Lalu, setelah itu terlepas.

Baik Akram maupun Rifka, keduanya tidak tahu apakah mereka sudah bertukar tubuh atau belum. Sampai tiba-tiba, pintu terbuka sehingga secara langsung menghadirkan cahaya dari luar.

"HEH, PADA NGAPAIN LO BERDUA!!?"

COKI DATANG!! Dengan seragam yang sepertinya baru pulang mengaji.

"Cok ... K-kok lo gak ikut .... Ibu kondangan?" tanya Rifka panik, was-was dan apalah itu.
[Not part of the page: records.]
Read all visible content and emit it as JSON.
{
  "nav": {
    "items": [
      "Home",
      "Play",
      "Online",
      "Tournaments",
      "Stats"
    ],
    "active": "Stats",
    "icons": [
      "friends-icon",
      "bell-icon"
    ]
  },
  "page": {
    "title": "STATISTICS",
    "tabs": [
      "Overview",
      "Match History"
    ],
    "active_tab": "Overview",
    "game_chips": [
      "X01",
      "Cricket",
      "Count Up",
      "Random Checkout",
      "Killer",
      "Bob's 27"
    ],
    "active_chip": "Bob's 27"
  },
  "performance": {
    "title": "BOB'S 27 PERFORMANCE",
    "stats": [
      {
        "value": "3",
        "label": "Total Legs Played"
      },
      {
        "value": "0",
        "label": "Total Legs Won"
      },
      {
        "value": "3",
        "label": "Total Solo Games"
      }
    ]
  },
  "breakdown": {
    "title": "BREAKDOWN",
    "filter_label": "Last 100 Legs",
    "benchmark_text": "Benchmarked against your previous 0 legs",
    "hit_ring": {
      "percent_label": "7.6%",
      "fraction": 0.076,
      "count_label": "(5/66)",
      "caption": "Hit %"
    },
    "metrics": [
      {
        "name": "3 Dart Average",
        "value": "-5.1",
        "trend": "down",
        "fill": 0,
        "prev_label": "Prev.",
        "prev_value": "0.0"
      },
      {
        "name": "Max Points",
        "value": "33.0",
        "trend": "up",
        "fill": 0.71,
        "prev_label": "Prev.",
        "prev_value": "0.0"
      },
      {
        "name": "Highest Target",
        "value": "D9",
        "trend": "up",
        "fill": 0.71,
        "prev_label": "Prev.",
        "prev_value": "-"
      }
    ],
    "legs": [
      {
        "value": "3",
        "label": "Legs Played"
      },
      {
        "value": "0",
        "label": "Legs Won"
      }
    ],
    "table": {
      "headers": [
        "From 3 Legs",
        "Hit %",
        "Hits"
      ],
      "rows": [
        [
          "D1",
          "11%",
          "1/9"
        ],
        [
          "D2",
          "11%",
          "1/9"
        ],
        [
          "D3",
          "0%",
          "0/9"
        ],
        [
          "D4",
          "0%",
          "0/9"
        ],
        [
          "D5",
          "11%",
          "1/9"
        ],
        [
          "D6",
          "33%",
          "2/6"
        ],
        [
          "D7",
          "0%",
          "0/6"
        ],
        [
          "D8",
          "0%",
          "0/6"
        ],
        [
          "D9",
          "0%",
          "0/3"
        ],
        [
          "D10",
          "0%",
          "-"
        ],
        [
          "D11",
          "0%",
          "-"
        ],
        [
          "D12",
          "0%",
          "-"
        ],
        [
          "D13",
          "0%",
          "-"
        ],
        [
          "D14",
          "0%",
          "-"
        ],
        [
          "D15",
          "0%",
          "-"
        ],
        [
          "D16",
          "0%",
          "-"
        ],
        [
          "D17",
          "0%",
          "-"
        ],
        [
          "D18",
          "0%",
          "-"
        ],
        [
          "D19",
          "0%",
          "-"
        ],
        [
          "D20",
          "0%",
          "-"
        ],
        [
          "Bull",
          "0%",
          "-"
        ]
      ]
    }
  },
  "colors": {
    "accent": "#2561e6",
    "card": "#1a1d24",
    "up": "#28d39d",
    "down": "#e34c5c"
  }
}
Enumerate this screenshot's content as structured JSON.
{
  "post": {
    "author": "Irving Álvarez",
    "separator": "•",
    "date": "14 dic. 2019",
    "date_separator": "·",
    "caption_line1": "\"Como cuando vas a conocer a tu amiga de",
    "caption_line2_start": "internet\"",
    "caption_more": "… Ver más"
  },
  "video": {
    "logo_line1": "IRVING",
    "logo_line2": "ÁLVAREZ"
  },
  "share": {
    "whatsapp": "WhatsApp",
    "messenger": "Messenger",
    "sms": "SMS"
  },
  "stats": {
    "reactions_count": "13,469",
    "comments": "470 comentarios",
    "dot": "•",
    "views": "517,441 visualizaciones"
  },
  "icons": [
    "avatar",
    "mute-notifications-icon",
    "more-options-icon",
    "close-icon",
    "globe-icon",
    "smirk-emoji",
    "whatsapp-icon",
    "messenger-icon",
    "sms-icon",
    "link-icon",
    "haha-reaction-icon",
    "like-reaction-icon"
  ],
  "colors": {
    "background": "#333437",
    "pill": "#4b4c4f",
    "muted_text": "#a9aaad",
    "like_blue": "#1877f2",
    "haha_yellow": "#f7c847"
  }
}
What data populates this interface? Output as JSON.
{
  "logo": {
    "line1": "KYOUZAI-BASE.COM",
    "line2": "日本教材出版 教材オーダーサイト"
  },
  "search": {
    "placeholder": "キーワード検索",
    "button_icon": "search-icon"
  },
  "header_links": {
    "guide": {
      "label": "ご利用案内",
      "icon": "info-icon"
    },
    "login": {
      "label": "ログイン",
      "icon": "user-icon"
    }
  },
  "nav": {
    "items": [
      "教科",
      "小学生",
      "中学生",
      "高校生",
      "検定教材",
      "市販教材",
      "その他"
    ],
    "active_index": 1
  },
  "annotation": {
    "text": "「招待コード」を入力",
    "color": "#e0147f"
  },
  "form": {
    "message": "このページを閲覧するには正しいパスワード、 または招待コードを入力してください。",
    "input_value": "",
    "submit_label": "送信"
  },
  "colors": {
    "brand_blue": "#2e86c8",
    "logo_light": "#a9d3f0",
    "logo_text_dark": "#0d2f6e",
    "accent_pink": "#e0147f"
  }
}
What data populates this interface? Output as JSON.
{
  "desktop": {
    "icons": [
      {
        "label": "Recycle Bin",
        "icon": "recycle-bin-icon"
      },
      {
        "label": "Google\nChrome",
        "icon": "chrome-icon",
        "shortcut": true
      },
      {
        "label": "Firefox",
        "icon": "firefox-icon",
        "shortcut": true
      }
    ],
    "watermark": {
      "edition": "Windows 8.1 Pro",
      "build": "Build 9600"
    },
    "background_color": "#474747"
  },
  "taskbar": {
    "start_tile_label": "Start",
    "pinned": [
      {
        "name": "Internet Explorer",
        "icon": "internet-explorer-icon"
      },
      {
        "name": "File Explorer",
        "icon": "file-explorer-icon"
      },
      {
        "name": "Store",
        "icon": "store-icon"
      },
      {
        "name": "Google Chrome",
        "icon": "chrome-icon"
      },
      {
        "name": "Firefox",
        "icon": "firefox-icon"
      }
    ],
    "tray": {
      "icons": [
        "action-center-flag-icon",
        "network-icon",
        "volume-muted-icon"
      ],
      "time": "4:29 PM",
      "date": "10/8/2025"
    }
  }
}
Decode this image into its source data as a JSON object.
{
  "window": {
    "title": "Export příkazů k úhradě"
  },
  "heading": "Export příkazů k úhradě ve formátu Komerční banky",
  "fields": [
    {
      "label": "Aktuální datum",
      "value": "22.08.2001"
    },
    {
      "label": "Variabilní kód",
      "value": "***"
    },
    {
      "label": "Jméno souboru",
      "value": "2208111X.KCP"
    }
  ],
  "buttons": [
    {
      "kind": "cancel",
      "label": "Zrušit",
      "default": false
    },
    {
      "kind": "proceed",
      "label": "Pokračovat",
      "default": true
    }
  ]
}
Lalu setelahnya sadar, dengan bersuara yang terdengar berat begitu, ternyata ia sudah berada di dalam tubuh Akram.

"GAK, GUE DITINGGALIN!! EH, JAWAB DULU PERTANYAAN GUE!! LO SAMA BANG AKRAM NGAPAIN DI SINI GELAP-GELAPAN?!"

"Bisa gak sih lo gak usah teriak?! Gue sama kakak lo lagi tuker tubuh!" bentak Akram, yang sekarang sudah berada di tubuh Rifka. Dia tidak terima karena seolah-olah dirinya seperti sedang kepergok melakukan hal bejat. "Gue mau bantu kakak lo buat bantuin hantu-hantu supaya dia gak indigo lagi!"

"Oh ... Tuker tubuh. Baru ciuman, dong, ya?" gumam Coki manggut-manggut, sambil menyadari bahwa keduanya tidam berada di tubuh yang seharusnya. "Tapi .... KOK GELAP, SIH? KENAPA LAMPUNYA DIMATIIN? KENAPA GORDENNYA DITUTUP JUGA?!!" lanjutnya kembali teriak. "JANGAN-JANGAN ... KALIAN NIAT TUKERAN TUBUH BERKEDOK MESUM, YA?! NYARI KESEMPATAN DI DALAM KESEMPITAN, KAN!!"

Rifka frustasi mendengar tuduhan Coki yang pikirannya di luar nalar. Padahal masih kecil, tapi sudah tidak bisa diselamatkan. "Ngomong apa, sih?! Udah cepet lo sana ke kamar ... ganti baju! Mandi! Anak kecil jangan mikir aneh-aneh."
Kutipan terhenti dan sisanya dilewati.